Lot Details & Additional Photographs
Oil on canvas, signed and dated 1944 at lower right, inscribed and dated to verso, retaining a 1956 loan label from the Minneapolis Institute of Art to the verso, presented in a House of Heydenryk gilt frame.
Stretcher size 30 x 38 1/2 in.
From the Collection of Mr. Charles Bolles Rogers, Minnesota and New York
Stanley William Hayter is an English born painter and printmaker. His early work tends toward the surreal, but by the 1940s he was embracing abstract expressionism.

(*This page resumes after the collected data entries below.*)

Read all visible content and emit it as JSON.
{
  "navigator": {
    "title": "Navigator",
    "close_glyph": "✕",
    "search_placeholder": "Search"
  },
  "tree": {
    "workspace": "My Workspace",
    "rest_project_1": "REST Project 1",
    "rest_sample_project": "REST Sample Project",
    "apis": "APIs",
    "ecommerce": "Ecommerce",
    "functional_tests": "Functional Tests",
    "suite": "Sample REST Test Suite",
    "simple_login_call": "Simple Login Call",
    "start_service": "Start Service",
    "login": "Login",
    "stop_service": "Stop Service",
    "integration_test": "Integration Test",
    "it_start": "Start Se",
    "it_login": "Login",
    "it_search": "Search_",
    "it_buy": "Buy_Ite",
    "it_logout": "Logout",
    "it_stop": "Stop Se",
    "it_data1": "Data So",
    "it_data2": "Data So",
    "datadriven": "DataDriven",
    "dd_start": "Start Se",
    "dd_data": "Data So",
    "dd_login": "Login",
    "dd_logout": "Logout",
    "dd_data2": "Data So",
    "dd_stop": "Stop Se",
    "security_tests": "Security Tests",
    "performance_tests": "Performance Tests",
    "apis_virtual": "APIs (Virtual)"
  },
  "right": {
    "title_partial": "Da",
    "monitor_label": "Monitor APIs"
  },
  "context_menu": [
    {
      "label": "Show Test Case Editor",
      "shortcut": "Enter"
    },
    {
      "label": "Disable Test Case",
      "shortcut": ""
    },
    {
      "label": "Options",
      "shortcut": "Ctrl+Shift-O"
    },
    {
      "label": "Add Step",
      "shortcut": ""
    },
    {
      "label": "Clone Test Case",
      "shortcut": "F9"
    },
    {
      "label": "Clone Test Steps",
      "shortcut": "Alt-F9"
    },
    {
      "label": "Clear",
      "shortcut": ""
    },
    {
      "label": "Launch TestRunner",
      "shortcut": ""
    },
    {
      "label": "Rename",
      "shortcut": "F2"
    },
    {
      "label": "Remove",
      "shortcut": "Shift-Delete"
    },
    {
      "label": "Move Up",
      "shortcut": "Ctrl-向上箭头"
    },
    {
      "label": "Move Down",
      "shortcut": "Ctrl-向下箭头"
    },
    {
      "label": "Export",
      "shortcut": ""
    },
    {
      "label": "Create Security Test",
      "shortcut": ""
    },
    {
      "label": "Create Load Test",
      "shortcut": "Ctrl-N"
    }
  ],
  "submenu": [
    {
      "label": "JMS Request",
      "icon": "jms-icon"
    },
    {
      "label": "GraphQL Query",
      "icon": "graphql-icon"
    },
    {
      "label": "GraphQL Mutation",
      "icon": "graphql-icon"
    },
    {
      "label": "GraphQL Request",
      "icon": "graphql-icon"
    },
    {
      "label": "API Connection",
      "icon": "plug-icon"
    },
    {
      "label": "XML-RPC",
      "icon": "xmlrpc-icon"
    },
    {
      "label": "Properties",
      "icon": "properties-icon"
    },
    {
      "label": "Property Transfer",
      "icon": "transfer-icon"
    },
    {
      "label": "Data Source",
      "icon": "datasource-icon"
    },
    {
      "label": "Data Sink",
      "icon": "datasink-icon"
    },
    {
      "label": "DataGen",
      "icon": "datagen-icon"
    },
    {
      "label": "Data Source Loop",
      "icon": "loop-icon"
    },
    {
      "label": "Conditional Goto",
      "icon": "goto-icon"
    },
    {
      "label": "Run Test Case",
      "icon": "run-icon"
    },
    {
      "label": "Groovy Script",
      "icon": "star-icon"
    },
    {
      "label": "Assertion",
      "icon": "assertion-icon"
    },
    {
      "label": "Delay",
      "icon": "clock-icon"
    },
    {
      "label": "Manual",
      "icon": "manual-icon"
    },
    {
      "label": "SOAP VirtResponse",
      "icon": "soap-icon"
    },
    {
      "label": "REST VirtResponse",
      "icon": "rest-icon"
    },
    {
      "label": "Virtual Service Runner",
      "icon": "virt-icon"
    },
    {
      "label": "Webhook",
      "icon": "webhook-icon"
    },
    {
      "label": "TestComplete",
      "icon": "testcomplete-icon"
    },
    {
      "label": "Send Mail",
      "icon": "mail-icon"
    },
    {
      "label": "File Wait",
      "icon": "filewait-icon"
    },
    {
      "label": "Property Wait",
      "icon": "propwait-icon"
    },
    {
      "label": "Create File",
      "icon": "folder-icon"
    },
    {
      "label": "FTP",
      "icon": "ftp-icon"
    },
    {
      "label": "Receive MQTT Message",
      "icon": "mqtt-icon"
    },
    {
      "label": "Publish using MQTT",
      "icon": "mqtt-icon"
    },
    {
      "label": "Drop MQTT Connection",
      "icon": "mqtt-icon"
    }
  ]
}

In 1927, Hayter founded the
Atelier 17 studio in Paris, which championed the artistic possibilities of printmaking. Among the artists often found in the studio space were Pablo Picasso, Marc Chagall, Alberto Giacometti, Joan Miró, Jackson Pollock, Mark Rothko and Wassily Kandisky. While the studio moved to New York in 1940, it returned to Paris in 1950. Following Hayter's death in 1988, it was renamed "Atelier Contrepoint" and remains in operation today.
Hayter's paintings and prints are in such prominent collections as Tate London; The Metropolitan Museum of Art, New York; Museum of Modern Art, New York; the Smithsonian American Art Museum, Washington, D.C.; and North Carolina Museum of Art, Raleigh.
One inch horizontal tear to canvas in lower right quadrant; minor area of craquelure to purple pigment above center of composition; minor rubbing to frame.